Close observation of the patient is recommended when a beta-blocker is administered to patients receiving catecholamine-depleting drugs such as reserpine, because of possible additive effects and the production of hypotension and/or marked bradycardia, which may produce vertigo, syncope, or postural hypotension.
The potential exists for hypotension, atrioventricular (AV) conduction disturbances and left ventricular failure to occur in patients receiving a beta-blocking agent when an oral calcium-channel blocker is added to the treatment regimen. The nature of any cardiovascular adverse effect tends to depend on the type of calcium-channel blocker used. Dihydropyridine derivatives, such as nifedipine, may lead to hypotension, whereas verapamil or diltiazem have a greater propensity to lead to AV conduction disturbances or left ventricular failure when used with a beta-blocker.

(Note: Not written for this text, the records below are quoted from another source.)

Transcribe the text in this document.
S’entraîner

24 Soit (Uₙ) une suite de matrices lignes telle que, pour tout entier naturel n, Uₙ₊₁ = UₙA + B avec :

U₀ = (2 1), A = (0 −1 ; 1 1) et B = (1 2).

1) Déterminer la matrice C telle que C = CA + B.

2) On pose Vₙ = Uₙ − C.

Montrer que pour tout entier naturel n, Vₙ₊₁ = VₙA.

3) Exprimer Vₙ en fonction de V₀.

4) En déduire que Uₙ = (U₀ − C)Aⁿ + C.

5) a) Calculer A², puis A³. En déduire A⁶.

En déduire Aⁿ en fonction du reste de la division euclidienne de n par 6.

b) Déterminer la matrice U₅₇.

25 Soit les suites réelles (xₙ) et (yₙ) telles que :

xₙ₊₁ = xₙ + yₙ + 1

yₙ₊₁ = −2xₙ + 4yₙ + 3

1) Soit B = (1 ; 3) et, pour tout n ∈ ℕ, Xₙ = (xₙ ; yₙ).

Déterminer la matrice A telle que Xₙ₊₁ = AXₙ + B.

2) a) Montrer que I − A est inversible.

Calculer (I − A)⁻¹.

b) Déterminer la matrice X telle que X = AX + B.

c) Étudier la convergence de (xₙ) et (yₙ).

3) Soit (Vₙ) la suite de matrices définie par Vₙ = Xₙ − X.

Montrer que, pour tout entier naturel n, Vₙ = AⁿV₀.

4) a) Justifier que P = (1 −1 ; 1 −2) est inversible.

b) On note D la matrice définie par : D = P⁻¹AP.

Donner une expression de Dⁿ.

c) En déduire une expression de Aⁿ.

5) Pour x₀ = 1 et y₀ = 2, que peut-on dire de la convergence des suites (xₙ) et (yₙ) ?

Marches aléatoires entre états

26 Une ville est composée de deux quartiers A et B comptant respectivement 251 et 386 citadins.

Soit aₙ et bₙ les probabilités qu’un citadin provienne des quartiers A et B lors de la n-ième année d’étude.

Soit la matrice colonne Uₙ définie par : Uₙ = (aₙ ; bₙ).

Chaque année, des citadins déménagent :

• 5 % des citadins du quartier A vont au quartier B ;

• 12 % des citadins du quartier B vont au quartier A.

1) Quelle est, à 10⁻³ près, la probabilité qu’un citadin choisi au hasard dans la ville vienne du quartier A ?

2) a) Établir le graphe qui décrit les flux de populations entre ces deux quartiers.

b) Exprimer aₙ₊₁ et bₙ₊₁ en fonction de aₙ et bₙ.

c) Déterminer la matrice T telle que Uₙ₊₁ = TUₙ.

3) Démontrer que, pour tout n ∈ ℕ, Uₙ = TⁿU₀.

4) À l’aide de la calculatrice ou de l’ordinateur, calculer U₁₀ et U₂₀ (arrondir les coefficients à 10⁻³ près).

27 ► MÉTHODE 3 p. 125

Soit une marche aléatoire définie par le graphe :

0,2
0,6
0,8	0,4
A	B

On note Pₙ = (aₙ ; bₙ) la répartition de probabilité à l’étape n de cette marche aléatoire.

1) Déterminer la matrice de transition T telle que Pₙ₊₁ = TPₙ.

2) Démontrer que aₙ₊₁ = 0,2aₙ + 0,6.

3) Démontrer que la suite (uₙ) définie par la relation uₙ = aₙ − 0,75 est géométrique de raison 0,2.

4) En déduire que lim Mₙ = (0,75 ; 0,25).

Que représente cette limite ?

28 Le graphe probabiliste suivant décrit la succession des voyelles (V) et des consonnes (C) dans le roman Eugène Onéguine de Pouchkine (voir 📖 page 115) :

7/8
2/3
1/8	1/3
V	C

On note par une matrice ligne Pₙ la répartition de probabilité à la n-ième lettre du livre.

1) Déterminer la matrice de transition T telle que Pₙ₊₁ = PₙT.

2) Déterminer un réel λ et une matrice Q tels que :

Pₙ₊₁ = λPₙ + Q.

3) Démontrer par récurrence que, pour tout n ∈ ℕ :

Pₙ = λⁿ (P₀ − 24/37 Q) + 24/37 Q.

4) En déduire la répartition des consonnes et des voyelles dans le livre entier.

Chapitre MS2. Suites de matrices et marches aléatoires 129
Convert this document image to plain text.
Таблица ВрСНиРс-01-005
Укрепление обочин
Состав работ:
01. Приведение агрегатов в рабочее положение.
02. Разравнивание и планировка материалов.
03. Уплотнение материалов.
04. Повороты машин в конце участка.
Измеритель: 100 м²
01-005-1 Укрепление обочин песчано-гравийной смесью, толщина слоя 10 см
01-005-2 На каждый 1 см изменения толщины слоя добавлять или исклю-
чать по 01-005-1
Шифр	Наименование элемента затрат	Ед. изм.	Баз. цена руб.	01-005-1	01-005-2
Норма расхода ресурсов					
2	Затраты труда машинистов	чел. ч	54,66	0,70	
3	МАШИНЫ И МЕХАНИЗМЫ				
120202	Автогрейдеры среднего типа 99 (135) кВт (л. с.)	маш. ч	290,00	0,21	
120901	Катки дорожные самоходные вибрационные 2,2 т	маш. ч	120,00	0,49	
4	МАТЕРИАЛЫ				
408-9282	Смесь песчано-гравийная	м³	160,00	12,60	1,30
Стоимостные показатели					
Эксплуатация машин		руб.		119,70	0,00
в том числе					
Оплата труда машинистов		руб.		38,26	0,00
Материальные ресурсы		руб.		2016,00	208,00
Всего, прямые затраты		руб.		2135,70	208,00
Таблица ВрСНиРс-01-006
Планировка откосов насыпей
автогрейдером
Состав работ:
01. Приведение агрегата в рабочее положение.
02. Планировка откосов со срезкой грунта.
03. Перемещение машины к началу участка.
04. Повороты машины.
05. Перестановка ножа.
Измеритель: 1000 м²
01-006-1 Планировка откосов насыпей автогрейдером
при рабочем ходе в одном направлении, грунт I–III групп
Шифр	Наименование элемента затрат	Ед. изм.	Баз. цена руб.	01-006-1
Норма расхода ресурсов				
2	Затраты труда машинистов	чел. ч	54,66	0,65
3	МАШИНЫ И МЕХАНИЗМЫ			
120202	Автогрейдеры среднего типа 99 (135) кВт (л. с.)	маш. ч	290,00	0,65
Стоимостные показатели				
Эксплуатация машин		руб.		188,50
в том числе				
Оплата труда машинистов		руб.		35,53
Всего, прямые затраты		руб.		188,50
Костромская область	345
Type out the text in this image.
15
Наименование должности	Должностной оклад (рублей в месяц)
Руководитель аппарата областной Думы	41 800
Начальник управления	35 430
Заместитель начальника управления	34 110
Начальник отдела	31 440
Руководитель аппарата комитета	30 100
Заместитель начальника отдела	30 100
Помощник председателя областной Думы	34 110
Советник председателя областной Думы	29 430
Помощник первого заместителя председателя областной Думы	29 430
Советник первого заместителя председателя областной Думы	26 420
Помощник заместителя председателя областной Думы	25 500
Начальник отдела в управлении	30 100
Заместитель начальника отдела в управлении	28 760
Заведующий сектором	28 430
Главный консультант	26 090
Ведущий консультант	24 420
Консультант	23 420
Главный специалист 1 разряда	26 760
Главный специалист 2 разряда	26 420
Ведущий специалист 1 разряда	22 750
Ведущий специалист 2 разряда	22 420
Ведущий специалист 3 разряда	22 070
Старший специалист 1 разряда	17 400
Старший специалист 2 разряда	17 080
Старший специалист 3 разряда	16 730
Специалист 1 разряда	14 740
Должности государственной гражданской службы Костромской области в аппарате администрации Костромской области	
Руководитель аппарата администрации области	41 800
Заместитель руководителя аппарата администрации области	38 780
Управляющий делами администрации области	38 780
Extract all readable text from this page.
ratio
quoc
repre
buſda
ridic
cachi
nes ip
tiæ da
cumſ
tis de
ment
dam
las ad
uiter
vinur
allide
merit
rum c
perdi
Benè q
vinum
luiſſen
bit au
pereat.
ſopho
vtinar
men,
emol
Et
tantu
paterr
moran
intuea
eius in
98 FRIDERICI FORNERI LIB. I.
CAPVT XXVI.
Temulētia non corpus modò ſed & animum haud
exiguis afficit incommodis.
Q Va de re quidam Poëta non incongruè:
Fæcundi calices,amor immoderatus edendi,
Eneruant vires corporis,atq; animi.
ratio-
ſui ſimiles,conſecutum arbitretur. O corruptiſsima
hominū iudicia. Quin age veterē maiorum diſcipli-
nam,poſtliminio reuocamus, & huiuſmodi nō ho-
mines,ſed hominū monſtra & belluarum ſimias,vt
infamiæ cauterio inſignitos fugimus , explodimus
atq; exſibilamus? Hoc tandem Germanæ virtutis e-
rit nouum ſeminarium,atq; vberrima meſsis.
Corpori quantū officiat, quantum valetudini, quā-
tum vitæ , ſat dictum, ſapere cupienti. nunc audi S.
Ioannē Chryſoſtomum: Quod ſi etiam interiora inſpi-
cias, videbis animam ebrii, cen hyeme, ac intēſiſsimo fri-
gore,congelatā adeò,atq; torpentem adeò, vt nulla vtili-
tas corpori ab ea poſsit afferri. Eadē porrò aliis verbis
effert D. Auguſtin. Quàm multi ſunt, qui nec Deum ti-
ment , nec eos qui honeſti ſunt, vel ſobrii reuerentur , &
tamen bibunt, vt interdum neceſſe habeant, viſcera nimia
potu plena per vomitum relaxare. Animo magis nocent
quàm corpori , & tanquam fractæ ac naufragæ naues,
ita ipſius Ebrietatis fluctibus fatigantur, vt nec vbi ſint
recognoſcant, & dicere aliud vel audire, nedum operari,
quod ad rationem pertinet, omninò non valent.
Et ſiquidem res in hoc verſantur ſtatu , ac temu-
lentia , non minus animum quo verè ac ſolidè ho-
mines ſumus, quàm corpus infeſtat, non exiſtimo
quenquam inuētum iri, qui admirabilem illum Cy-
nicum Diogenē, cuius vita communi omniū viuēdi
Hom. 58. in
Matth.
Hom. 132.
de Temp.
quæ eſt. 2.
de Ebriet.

The concomitant use of beta-adrenergic blocking agents and digitalis with either diltiazem or verapamil may have additive effects in prolonging AV conduction time.
Oral calcium-channel antagonists may be used in combination with beta-adrenergic blocking agents when heart function is normal, but should be avoided in patients with impaired cardiac function.
Intravenous calcium-channel blockers should be used with caution in patients receiving beta-adrenergic blocking agents.
Potentiated systemic beta-blockade (e.g., decreased heart rate, depression) has been reported during combined treatment with CYP2d6 inhibitors (e.g. quinidine, SSRIs) and timolol.